RELEASE OF CALCIUM FROM GUINEA-PIG CARDIAC SARCOPLASMIC-RETICULUM INDUCED BY SODIUM-CALCIUM EXCHANGE

Objective: Depolarisation-induced Na+ influx through tetrodotoxin sensitive Na+ channels causes a rapid increase in intracellular Ca2+ concentration ([Ca2+](i)). The Na+ current (I-Na) induced [Ca2+](i) transients: (a) occur after blocking sarcolemmal Ca2+ channels with nisoldipine or D-600, (b) are inhibited by ryanodine, and (c) are dependent upon extracellular Ca2+. Thus the I-Na induced [Ca2+](i) transients arise from sarcoplasmic reticular Ca2+ release triggered by Ca2+ entering the myocyte, following a transient rise in intracellular Na+ ([Na+](i)), via a pathway distinct from sarcolemmal Ca2+ channels. Reverse mode Na+-Ca2+ exchange could provide such a pathway for Ca2+ entry. The aim of this study was to ascertain directly whether Na+-Ca2+ exchange mediates the I-Na induced release of Ca2+ from sarcoplasmic reticulum. Methods: Whole cell voltage and current clamped guinea pig ventricular myocytes dialysed with indo-1 were used; Ca2+ transients elicited upon activation of I-Na before and after inhibiting the exchanger were measured. Results: Following conditioning protocols to load Ca2+ stores, activation of I-Na during a test pulse to -50 mV from a holding potential of -80 mV elicited [Ca2+](i) transients in caesium loaded myocytes superfused with solutions containing 2.5 mM Ca2+ and 5 mu M nisoldipine.
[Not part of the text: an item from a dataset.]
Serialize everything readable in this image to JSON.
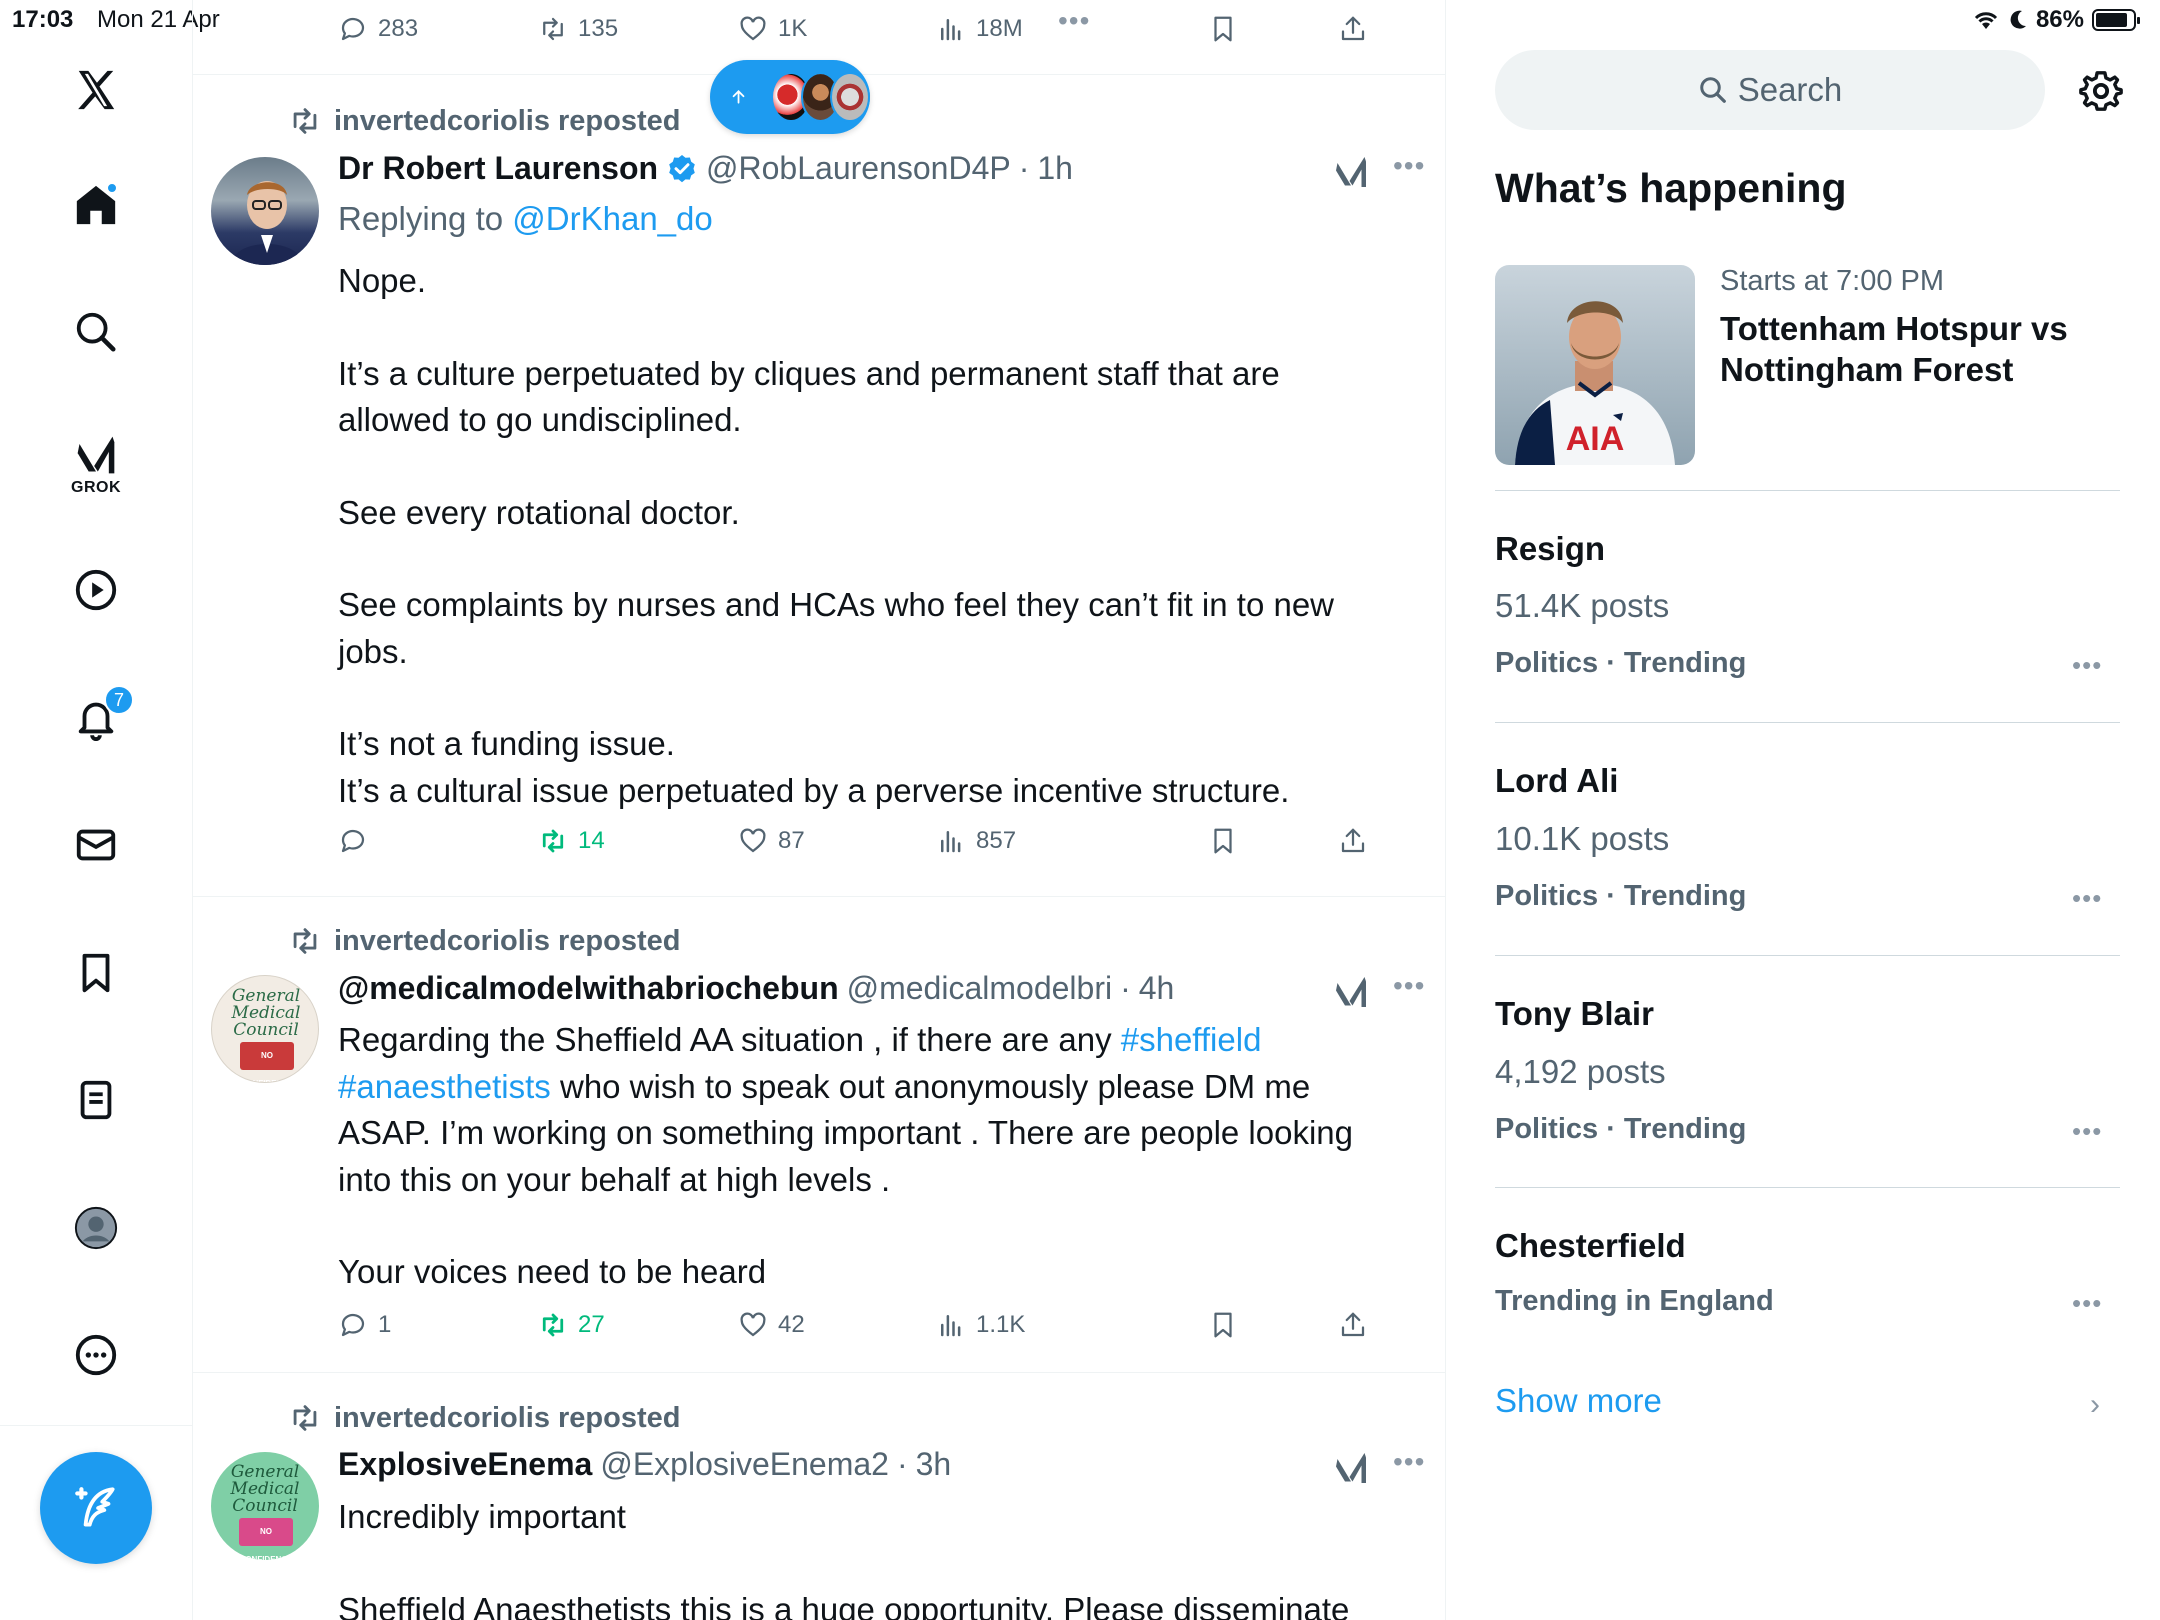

When extracellular Na+ was replaced with equimolar lithium, which carries current through Na+ channels but does not readily substitute for Na+ on the Na+-Ca2+ exchanger, or when Ni2+ (5 mM) or dichlorobenzamil (10 mu M), which block the exchanger, were added to superfusion solutions, activation of I,, failed to elicit [Ca2+](i) transients. Lithium and Ni2+ also inhibited nisoldipine insensitive [Ca2+](i) transients elicited by action potentials, indicating that I-Na and Na+-Ca2+ exchange may play a role in excitation-contraction coupling under physiological conditions. Conclusions: Activation of I-Na appears to promote Ca2+ entry into cardiac cells by stimulation of reverse mode Na+-Ca2+ exchange, triggering Ca2+ release from the sarcoplasmic reticulum.